The kingdom has amassed vast wealth from its oil reserves but is now seeking to encourage foreign investment as it goes through an unprecedented period of change, after the death of King Abdullah earlier this year.
The Saudi Stock Exchange, or Tadawul, has gained more than 16pc so far this year and is now worth $550bn (pounds 355bn). In contrast, Britain's FTSE 100 index of leading shares has gained 2.7pc and is worth pounds 1.8 trillion.
The Tadawul is made up of 170 companies that are focused in banking, property and oil & gas and shipping.

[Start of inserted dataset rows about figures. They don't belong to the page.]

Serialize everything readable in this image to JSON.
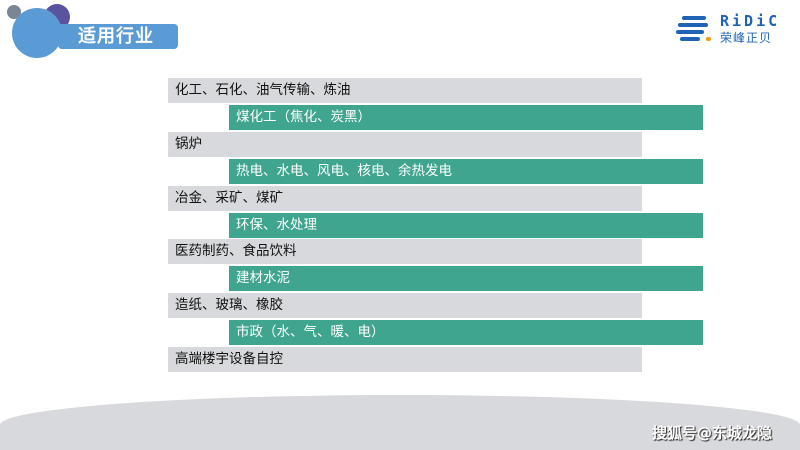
{
  "header": {
    "title": "适用行业"
  },
  "logo": {
    "text_en": "RiDiC",
    "text_cn": "荣峰正贝"
  },
  "colors": {
    "accent_blue": "#5b9bd5",
    "teal": "#3fa58f",
    "gray": "#d8d9dc",
    "logo_blue": "#1f63b5"
  },
  "industries": [
    {
      "label": "化工、石化、油气传输、炼油",
      "style": "gray"
    },
    {
      "label": "煤化工（焦化、炭黑）",
      "style": "teal"
    },
    {
      "label": "锅炉",
      "style": "gray"
    },
    {
      "label": "热电、水电、风电、核电、余热发电",
      "style": "teal"
    },
    {
      "label": "冶金、采矿、煤矿",
      "style": "gray"
    },
    {
      "label": "环保、水处理",
      "style": "teal"
    },
    {
      "label": "医药制药、食品饮料",
      "style": "gray"
    },
    {
      "label": "建材水泥",
      "style": "teal"
    },
    {
      "label": "造纸、玻璃、橡胶",
      "style": "gray"
    },
    {
      "label": "市政（水、气、暖、电）",
      "style": "teal"
    },
    {
      "label": "高端楼宇设备自控",
      "style": "gray"
    }
  ],
  "watermark": "搜狐号@东城龙隐"
}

The index is trading on a price-earnings ratio of 20 times and pays a 2.8pc dividend yield, which compares with the FTSE 100 on a PE ratio of 21 times and a 3.9pc dividend yield.
The five largest companies on the exchange are Al Rajhi bank, Saudi Basic Industries, which is a chemicals, fertiliser, plastics and metals specialist, National Commercial Bank, Jabal Omar Development and Savola, which is a food group.

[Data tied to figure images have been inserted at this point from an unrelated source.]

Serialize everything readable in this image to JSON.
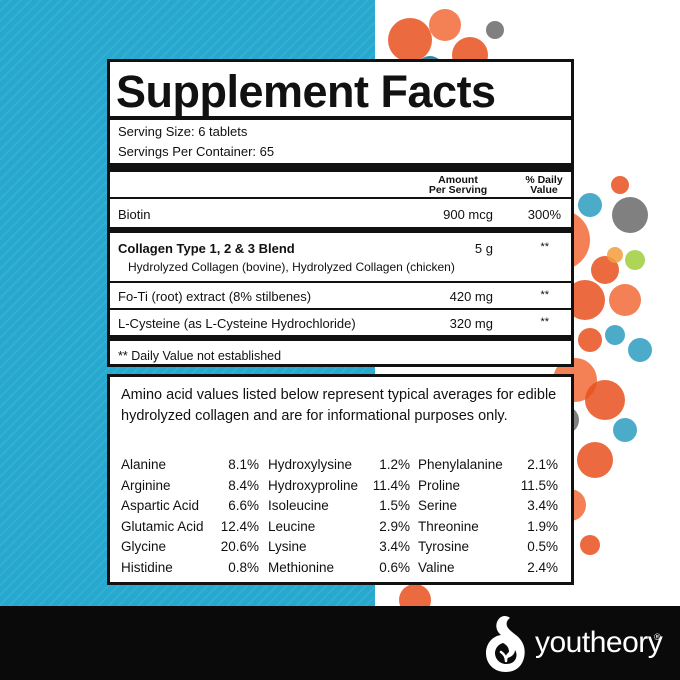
{
  "facts": {
    "title": "Supplement Facts",
    "serving_size": "Serving Size: 6 tablets",
    "servings_per_container": "Servings Per Container: 65",
    "col_amount_1": "Amount",
    "col_amount_2": "Per Serving",
    "col_dv_1": "% Daily",
    "col_dv_2": "Value",
    "rows": [
      {
        "name": "Biotin",
        "amount": "900 mcg",
        "dv": "300%"
      },
      {
        "name": "Collagen Type 1, 2 & 3 Blend",
        "sub": "Hydrolyzed Collagen (bovine), Hydrolyzed Collagen (chicken)",
        "amount": "5 g",
        "dv": "**"
      },
      {
        "name": "Fo-Ti (root) extract (8% stilbenes)",
        "amount": "420 mg",
        "dv": "**"
      },
      {
        "name": "L-Cysteine (as L-Cysteine Hydrochloride)",
        "amount": "320 mg",
        "dv": "**"
      }
    ],
    "footnote": "** Daily Value not established"
  },
  "amino": {
    "intro": "Amino acid values listed below represent typical averages for edible hydrolyzed collagen and are for informational purposes only.",
    "columns": [
      [
        {
          "name": "Alanine",
          "value": "8.1%"
        },
        {
          "name": "Arginine",
          "value": "8.4%"
        },
        {
          "name": "Aspartic Acid",
          "value": "6.6%"
        },
        {
          "name": "Glutamic Acid",
          "value": "12.4%"
        },
        {
          "name": "Glycine",
          "value": "20.6%"
        },
        {
          "name": "Histidine",
          "value": "0.8%"
        }
      ],
      [
        {
          "name": "Hydroxylysine",
          "value": "1.2%"
        },
        {
          "name": "Hydroxyproline",
          "value": "11.4%"
        },
        {
          "name": "Isoleucine",
          "value": "1.5%"
        },
        {
          "name": "Leucine",
          "value": "2.9%"
        },
        {
          "name": "Lysine",
          "value": "3.4%"
        },
        {
          "name": "Methionine",
          "value": "0.6%"
        }
      ],
      [
        {
          "name": "Phenylalanine",
          "value": "2.1%"
        },
        {
          "name": "Proline",
          "value": "11.5%"
        },
        {
          "name": "Serine",
          "value": "3.4%"
        },
        {
          "name": "Threonine",
          "value": "1.9%"
        },
        {
          "name": "Tyrosine",
          "value": "0.5%"
        },
        {
          "name": "Valine",
          "value": "2.4%"
        }
      ]
    ]
  },
  "brand": {
    "name": "youtheory",
    "mark": "®"
  },
  "colors": {
    "accent_blue": "#27a9cf",
    "footer_black": "#0b0a0a",
    "dot_palette": [
      "#e8501e",
      "#f26b38",
      "#2b9cc0",
      "#1c6f8c",
      "#9fcf3c",
      "#6a6a6a",
      "#f39c3d"
    ]
  },
  "icons": [
    "youtheory-logo-icon"
  ]
}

Saudi Arabia's market regulator is trying to prevent a rush of speculative money heading to the Middle East. Accordingly, the Capital Market Authority has restricted trading to institutions and professionals classed as "qualified foreign investors" with $5bn (pounds 3.2bn) under management, and a five-year track record.
Foreign investors will not be allowed to take controlling stakes in Saudi Arabian companies, with the maximum holding of any single investor in a given company limited to 5pc. The combined holding of all qualified foreign investors in any company is limited to 20pc.

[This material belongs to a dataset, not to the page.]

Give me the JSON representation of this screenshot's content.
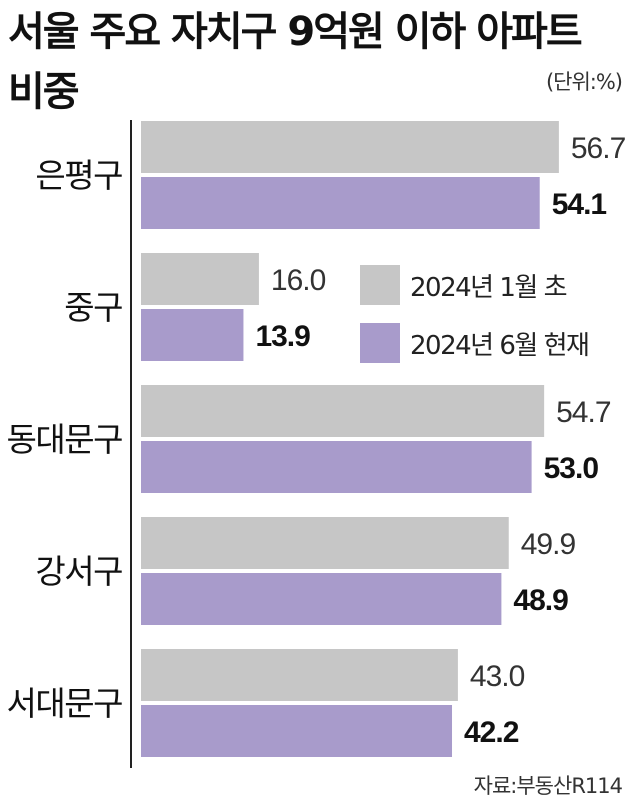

The move comes as Saudi Arabia is grappling with a sharp fall in the oil price during the past 12 months.
There are six companies from which foreign investors are still excluded. The companies are Makkah Construction & Development, Jabal Omar Development, Medina-based Taiba, Knowledge Economic City, Saudi Real Estate and the National Shipping Company of Saudi Arabia.
Mohammed Aljadaan, chairman of the Capital Market Authority, said: "[Foreign investment] will also enhance the market efficiency and motivate listed companies to improve the levels of transparency, disclosure and governance practices."
Hedi Ben Mlouka, of fund manager Duet's frontier market fund, said: "The opening of the Saudi stock market to foreign investors will give more flexibility to those seeking access to this vigorous economy.
"With daily turnover of $2bn, the Saudi market is the most liquid in the Middle East and North Africa region. Once the changes are in place, international investors are likely to want access to Saudi businesses generally and particularly to non-cyclical sectors such as healthcare and retail."